Download a remote file from the cloud.

Uses azcopy CLI if available.

Parameters:

to_get_path (str) – remote file or folder to download of the form <container>/...
destination (pathlib.Path | str) – local destination for the downloaded files
fs – filesystem
quiet – disable logging of adlfs output
clobber – overwrite existing files and directories if True
azcopy_path – path to azcopy executable

Return type:

None

etoolbox.utils.cloud.put(to_put_path, destination, fs=None, *, quiet=True, clobber=False, azcopy_path='/opt/homebrew/bin/azcopy')[source]¶

Upload local files or directories to the cloud.

Copies a specific file or tree of files. If destination ends with a “/”, it will be assumed to be a directory, and target files will go within.

Uses azcopy CLI if available.

Parameters:

to_put_path (pathlib.Path) – local file or folder to copy
destination (str) – copy destination of the form <container>/...
fs – filesystem
quiet – disable logging of adlfs output
clobber – force overwriting of existing files (only works when azcopy is used)
azcopy_path – path to azcopy executable

Return type:

None

etoolbox.utils.cloud.read_patio_resource_results(datestr)[source]¶

Reads patio resource results from Azure.

Reads patio resource results from Azure and returns the extracted data as a dictionary (named list). The method handles the specific format of patio resource files and manages file system interactions as well as cache mechanisms.

Parameters:: datestr (str) – Date string that identifies the model run.
Return type:: dict[str, pandas.DataFrame]

etoolbox.utils.cloud.read_cloud_file(filename)[source]¶

Read parquet, csv, or DataZip files from Azure.

The method handles the specific format of patio resource files and manages file system interactions as well as cache mechanisms.

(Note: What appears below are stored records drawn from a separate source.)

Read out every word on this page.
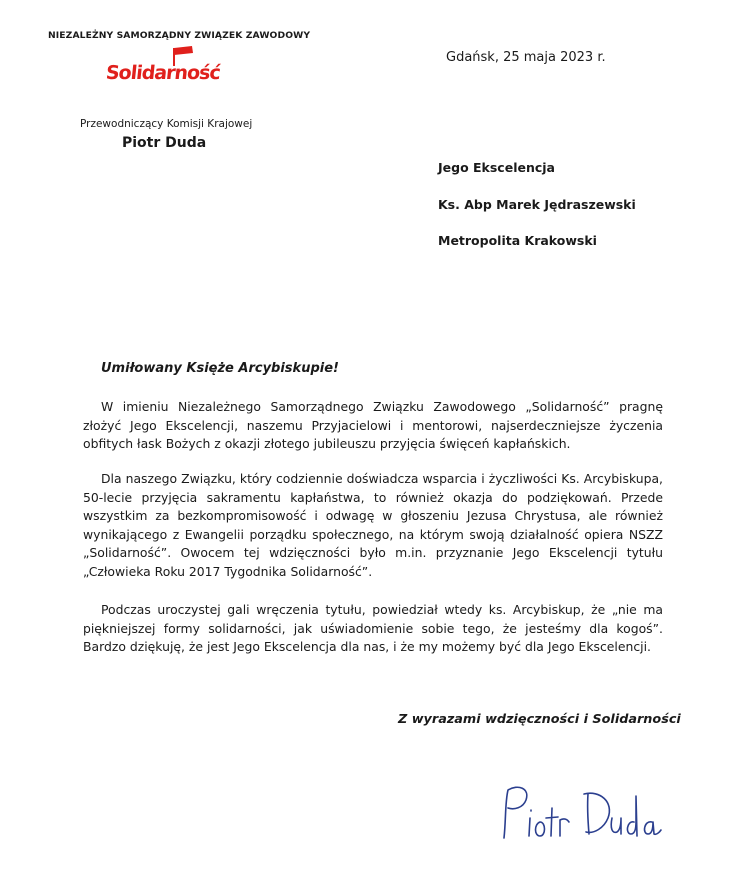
NIEZALEŻNY SAMORZĄDNY ZWIĄZEK ZAWODOWY
Solidarność
Przewodniczący Komisji Krajowej
Piotr Duda
Gdańsk, 25 maja 2023 r.
Jego Ekscelencja
Ks. Abp Marek Jędraszewski
Metropolita Krakowski
Umiłowany Księże Arcybiskupie!
W imieniu Niezależnego Samorządnego Związku Zawodowego „Solidarność” pragnę złożyć Jego Ekscelencji, naszemu Przyjacielowi i mentorowi, najserdeczniejsze życzenia obfitych łask Bożych z okazji złotego jubileuszu przyjęcia święceń kapłańskich.
Dla naszego Związku, który codziennie doświadcza wsparcia i życzliwości Ks. Arcybiskupa, 50-lecie przyjęcia sakramentu kapłaństwa, to również okazja do podziękowań. Przede wszystkim za bezkompromisowość i odwagę w głoszeniu Jezusa Chrystusa, ale również wynikającego z Ewangelii porządku społecznego, na którym swoją działalność opiera NSZZ „Solidarność”. Owocem tej wdzięczności było m.in. przyznanie Jego Ekscelencji tytułu „Człowieka Roku 2017 Tygodnika Solidarność”.
Podczas uroczystej gali wręczenia tytułu, powiedział wtedy ks. Arcybiskup, że „nie ma piękniejszej formy solidarności, jak uświadomienie sobie tego, że jesteśmy dla kogoś”. Bardzo dziękuję, że jest Jego Ekscelencja dla nas, i że my możemy być dla Jego Ekscelencji.
Z wyrazami wdzięczności i Solidarności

Parameters:: filename (str) – the full path to the file including container and file extension.
Return type:: dict[str, pandas.DataFrame] | pandas.DataFrame

Examples

>>> from etoolbox.utils.cloud import read_cloud_file

>>> df = read_cloud_file("patio-data/20241031/utility_ids.parquet")
>>> df.head()
   utility_id_ferc1  ...  public_private_unmapped
0               1.0  ...                 unmapped
1             342.0  ...                   public
2             294.0  ...                   public
3             394.0  ...                   public
4             349.0  ...                   public

[5 rows x 37 columns]

etoolbox.utils.cloud.write_cloud_file(data, filename)[source]¶

Writes economic results for patio data to a specified filename in Azure storage.

Parameters:

data (pandas.DataFrame | str | bytes) – DataFrame, or str or bytes representing
filename (str) – Target filename for storing the results, it must include the container, full path, and appropriate file extension, i.e., parquet for a DataFrame; csv json yaml yml toml or txt for str/bytes.

Return type:

None